The measuring system of the stand is composed of a module for converting the measured values, including three voltage transducers of the type LV25-P and three current transducers of the type LTS-15NP of LEM Ltd., which receive information directly from the electric motors, computer card NI USB- 6009 of National Instruments Ltd. for converting the measured values to make them suitable for computer processing, personal computer for exchange of information, the respective electric motors, which will be examined, and a software environment, in this case Matlab Simulink.
Using the elaborated adaptive schemes modeled and described in the previous chapters and the experimental set up scheme shown on fig.5.1 there was a study of transient processes during the blank run of asynchronous machines respectively of the type T80B- 4 with rated power 0,75 kW, type AO- 90S- 4 with a rated power 1,1 kW and type AOM- 412/4 with rated power 2,8 kW.
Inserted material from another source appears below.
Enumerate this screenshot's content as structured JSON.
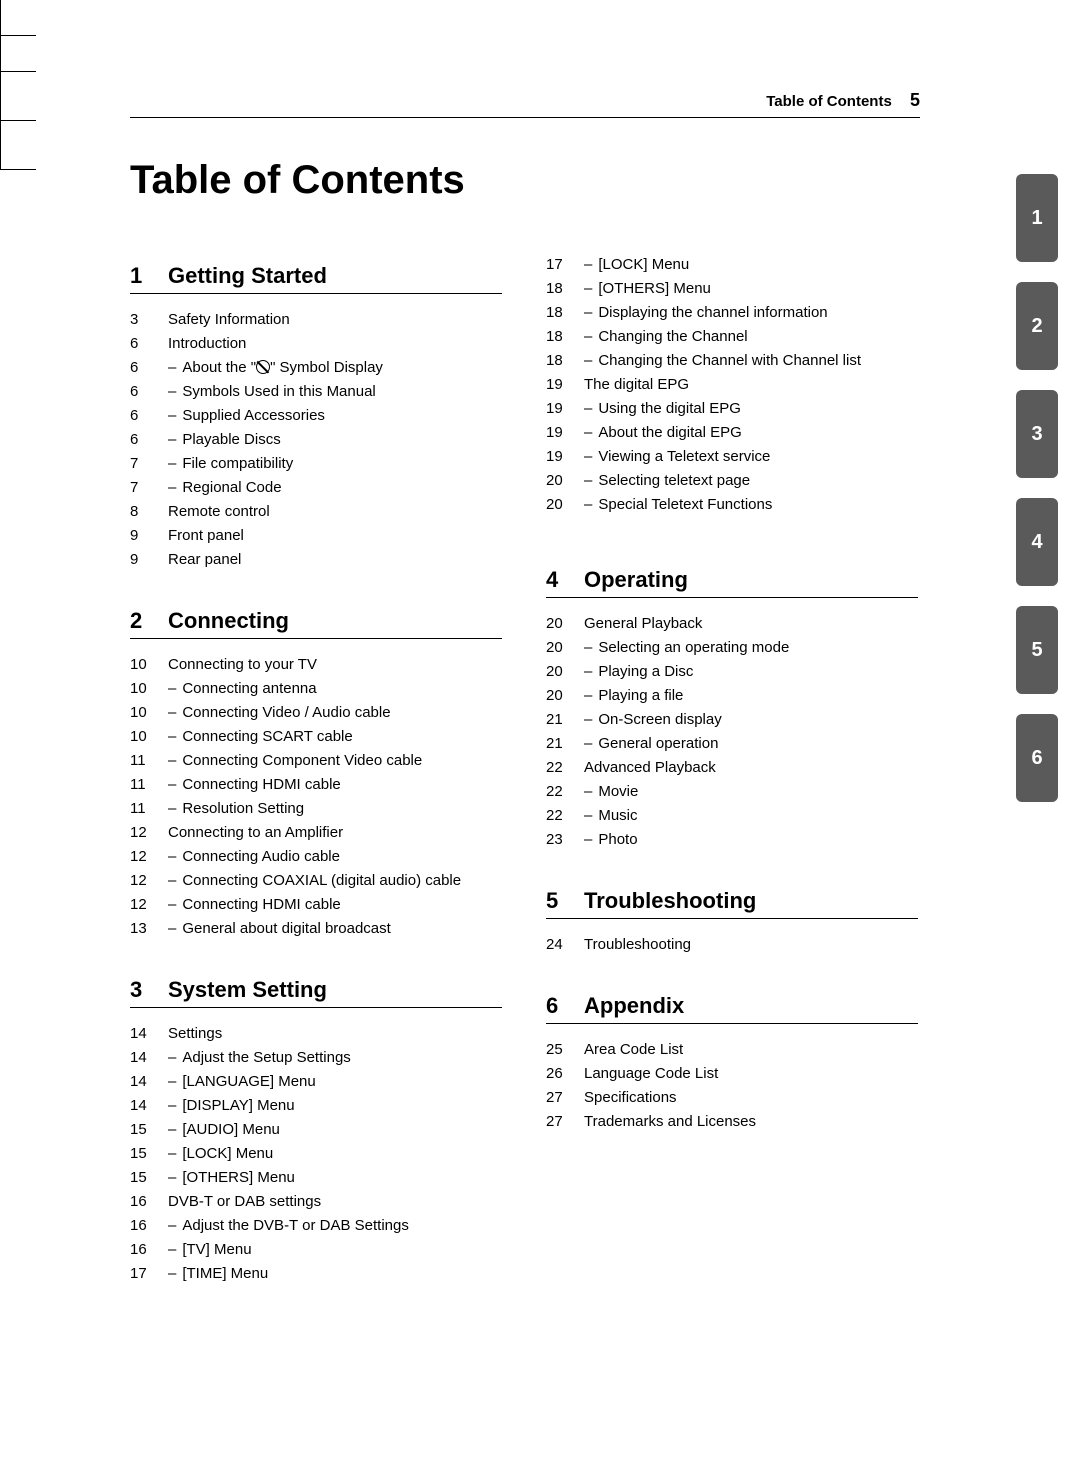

Experimental set up scheme for sensorless speed evaluation
Comparison between the speed measured by a Hall sensor (blue) and the sensorless evaluated (red) speed of the induction motor
Тhe presented ways of evaluating the speed are compared and tested according to various quality indicators of the transient process of the asynchronous machine such as: general performance, static error, dynamic behavior when load time is changed, steering stability at low speeds and sensitivity to parameter modification.
Economic evaluation of the results is directly related to the assessment of the technical (hardware and software) solutions applied in the elaboration. When building a control system for electric drives, along with the digital control system, it is necessary to provide transforming peripherals for connection with the power measuring sector (currents and voltages). The measuring of voltages and currents is performed by the so-called current and voltage transducers, with prices approx. 50 BGN / piece. We must also mention the ADC / DAC module of National Instruments, which is responsible for the drives’ communication with the programming environment, the cost of which is about 270 €.
Along with this assessment, we also need to consider the price of the used software (Matlab / Simulink), which is several thousand levs. From economic point of view and based on the little but enough information mentioned above, we can say that we need serious investment in order to realize such a system for studying electric drives. In terms of technical efficiency we can point out the relatively easy construction of the system, the good communication between the elements, the rapid presentation of the required information by the module of National Instruments (NI 6009 USB) to the well known software environment of Matlab Simulink. Based on the experimental and theoretical results which we presented and which are directly related, we can say that the system has proved its efficiency and can be used in scientific laboratories.